Various Artists: Great R&B Duets (Ace). The R&B duets that this 25-track anthology emphasizes are those from the early days of rock'n'roll, spanning 1954-1960. The song selection is a bit quirky and uneven, but generally it's a pretty good sampling of some hits and choice obscurities from the era, emphasizing male-female duets most often, but also including male duos and a solitary female duo (the Teen Queens, with their doo wop hit "Eddie My Love"). A number of these tunes are familiar hit classics: Mickey & Sylvia's "Love Is Strange," Brook Benton & Dinah Washington's "Baby (You've Got What It Takes)" and "A Rockin' Good Way (To Mess Around and Fall in Love)," Ike & Tina Turner's "It's Gonna Work Out Fine," Shirley & Lee's "Let the Good Times Roll," Johnny & Joe's "Over the Mountain, Across the Sea." More intriguing for those in search of something they might have seldom or never heard are cuts like Tarheel Slim & Little Ann's splendid "It's Too Late," a minor-key haunter with scarifying blues/gospel overtones. Also on hand are a number of original versions of songs that became more famous via subsequent White cover versions: Gene & Eunice's "Ko Ko Mo (I Love You So)," Marvin & Johnny's "Cherry Pie" (later a hit for Skip & Flip), Don & Dewey's "I'm Leaving It (All) Up to You" (later a huge hit for Dale & Grace), and most enticingly of all, Willy & Ruth's original 1954 version of Leiber-Stoller's "Love Me" (covered in 1956 by Elvis Presley). Some of the other relatively unknown selections are on the forgettable side, but overall this is a good alternation of familiar and unfamiliar performances in this early rock'n'roll sub-genre.

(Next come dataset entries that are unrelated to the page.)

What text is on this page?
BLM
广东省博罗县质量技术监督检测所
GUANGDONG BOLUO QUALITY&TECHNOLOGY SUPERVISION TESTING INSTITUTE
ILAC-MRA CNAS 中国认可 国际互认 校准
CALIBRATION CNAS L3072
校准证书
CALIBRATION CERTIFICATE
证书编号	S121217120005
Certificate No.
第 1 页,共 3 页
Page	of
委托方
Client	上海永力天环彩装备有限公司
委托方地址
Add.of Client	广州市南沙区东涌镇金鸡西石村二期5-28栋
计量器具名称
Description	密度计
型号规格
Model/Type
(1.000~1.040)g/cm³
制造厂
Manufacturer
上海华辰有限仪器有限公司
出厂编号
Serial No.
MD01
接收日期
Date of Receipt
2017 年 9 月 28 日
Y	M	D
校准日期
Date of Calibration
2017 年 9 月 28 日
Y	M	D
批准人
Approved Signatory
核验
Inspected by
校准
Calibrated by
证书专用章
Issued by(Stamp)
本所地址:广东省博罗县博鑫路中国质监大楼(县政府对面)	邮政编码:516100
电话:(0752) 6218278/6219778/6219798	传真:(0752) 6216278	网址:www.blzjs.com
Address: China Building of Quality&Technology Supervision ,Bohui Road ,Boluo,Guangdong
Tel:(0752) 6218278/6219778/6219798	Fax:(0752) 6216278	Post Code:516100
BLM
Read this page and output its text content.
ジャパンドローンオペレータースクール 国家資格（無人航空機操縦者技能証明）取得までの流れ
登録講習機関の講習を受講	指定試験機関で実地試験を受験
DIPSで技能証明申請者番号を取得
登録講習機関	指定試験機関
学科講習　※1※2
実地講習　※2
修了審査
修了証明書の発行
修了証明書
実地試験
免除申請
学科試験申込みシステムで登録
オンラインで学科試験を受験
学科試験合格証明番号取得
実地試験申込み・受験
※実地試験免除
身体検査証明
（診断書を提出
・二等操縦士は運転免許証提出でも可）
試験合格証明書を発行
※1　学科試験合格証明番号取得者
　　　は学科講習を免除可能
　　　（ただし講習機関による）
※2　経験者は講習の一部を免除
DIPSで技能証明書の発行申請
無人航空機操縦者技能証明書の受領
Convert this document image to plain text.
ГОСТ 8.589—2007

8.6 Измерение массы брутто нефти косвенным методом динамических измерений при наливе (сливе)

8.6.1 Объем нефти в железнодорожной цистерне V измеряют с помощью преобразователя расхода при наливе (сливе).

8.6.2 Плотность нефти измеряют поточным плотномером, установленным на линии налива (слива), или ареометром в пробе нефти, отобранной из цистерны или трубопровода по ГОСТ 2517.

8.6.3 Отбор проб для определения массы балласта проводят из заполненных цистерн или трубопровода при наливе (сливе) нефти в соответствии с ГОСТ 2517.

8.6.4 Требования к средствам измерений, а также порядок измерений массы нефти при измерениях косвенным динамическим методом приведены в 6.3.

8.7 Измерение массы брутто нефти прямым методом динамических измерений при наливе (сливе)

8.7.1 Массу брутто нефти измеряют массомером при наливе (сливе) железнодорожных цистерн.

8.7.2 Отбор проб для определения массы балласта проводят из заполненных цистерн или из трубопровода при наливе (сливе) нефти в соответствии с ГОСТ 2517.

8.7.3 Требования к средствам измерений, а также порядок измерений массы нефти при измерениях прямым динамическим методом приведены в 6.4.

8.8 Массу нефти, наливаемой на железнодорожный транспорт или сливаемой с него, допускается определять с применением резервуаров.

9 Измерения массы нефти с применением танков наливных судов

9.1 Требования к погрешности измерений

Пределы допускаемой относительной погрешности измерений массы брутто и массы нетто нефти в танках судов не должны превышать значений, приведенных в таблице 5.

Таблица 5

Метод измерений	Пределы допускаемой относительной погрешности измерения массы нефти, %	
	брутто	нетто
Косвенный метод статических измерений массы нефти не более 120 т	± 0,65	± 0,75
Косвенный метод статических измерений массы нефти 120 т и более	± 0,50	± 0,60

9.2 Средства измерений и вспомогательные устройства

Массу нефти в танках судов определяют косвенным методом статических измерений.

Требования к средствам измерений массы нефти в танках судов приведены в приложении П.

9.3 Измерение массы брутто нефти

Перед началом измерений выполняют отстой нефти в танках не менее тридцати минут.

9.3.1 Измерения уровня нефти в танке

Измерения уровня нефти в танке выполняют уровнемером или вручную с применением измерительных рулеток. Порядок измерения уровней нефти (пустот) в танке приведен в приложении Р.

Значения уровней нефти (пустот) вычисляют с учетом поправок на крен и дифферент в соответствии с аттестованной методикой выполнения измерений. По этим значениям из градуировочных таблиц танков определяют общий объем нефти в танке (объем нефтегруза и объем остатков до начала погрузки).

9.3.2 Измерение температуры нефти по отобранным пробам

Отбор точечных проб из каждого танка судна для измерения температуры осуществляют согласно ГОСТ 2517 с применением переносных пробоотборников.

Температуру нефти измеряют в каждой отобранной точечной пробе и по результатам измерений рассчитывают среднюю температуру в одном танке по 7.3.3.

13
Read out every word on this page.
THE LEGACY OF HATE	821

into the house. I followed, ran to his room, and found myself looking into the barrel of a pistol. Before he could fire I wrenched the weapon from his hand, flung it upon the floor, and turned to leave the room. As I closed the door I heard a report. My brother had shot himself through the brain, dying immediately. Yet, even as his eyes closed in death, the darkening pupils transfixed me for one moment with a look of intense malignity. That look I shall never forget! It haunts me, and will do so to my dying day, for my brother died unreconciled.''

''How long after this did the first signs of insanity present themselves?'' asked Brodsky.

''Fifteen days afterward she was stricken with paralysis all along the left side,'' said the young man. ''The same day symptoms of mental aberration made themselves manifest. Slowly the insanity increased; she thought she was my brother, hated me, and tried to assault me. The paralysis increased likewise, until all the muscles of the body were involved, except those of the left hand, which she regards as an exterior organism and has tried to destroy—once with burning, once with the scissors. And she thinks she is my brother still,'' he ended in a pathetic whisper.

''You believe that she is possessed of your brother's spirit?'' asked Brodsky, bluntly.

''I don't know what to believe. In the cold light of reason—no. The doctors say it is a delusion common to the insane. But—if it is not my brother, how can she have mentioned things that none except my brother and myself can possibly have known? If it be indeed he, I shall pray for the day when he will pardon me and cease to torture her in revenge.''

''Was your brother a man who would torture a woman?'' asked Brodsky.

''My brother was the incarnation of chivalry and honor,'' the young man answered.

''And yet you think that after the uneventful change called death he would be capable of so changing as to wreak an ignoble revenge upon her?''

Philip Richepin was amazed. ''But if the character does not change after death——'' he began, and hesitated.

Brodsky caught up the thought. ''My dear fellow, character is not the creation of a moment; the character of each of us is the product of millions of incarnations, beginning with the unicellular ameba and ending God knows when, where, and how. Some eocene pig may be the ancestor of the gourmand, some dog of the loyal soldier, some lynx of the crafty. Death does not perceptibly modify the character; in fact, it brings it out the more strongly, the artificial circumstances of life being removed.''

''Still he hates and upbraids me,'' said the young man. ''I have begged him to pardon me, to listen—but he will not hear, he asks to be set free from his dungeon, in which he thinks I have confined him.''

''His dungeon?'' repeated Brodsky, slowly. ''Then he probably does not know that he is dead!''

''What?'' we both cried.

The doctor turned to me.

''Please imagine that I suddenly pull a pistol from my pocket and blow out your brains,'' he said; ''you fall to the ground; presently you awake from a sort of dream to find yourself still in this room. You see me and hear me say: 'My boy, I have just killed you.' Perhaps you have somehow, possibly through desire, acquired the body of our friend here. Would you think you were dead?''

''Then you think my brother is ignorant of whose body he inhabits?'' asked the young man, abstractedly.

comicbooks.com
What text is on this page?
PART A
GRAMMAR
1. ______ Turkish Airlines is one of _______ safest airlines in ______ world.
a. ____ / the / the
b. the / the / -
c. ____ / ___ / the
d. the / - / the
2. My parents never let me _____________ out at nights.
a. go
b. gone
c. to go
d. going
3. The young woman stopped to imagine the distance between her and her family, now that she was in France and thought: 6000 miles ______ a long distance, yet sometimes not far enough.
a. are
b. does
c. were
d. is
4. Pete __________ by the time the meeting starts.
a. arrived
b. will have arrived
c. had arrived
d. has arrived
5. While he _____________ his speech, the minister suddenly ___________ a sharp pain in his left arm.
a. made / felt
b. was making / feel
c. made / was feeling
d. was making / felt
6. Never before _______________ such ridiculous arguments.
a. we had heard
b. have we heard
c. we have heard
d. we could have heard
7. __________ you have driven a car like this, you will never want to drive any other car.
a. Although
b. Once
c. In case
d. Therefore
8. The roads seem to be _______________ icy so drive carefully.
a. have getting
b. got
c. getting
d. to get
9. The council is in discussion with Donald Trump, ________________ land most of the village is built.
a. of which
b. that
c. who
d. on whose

Various Artists: The Stax Story (Stax). The legendary Memphis soul label Stax's legacy is well represented by this four-CD, 98-song box set, which manages to do what many similar box retrospectives don't. That is to provide a well-balanced overview of a genre of music that mixes the essential hits with many noteworthy lesser-known singles and rarities, coming about as close as possible to pleasing both the collector and the less intense soul fan. It's much more manageable (and affordable) than that trio of mammoth nine- or ten-CD boxes in theThe Complete Stax-Volt Singles series, and gives greater weight than those boxes could to the first and more vital half of Stax's chronology. The first alone, subtitled "The Hits," takes care of most of the consensus classics most listeners would demand from such a box, by Carla Thomas, Otis Redding, the Staple Singers, Sam & Dave, Booker T. & the MGs, Rufus Thomas, Albert King, Johnnie Taylor, and lower-profile acts like the Dramatics, Eddie Floyd, and Jean Knight. Disc two and disc three chronologically survey lower-profile chart hits and flops, taking in additional material by all of the stars, as well as great songs that have escaped the net of oldies radio (William Bell's "You Don't Miss Your Water," Albert King's "Crosscut Saw," Mable John's "Your Good Thing (Is About to End)," and a few interesting cuts that really aren't too well known by anyone, like the T.S.U. Toronados' sexy 1970 near-instrumental funk workout "Play the Music Toronados." Disc four is entirely devoted to live recordings, most by the company's biggest acts, that sometimes give a rawer sense of the performers' charisma than was evident on their studio efforts. Some pretty minor reservations might keep this box from getting awarded the highest possible score: some of the non-hit cuts aren't that exciting (particularly from the label's later years), the track annotation doesn't make it clear whether some of the live cuts were previously unreleased in any form, Booker T. & the MGs' "Hang 'Em High" is represented by a live 1993 reunion recording rather than the original hit single one, and some good mid-level hits by the biggest Stax acts aren't here. Still, it's a very worthy summation of the label's highlights, augmented by detailed liner notes.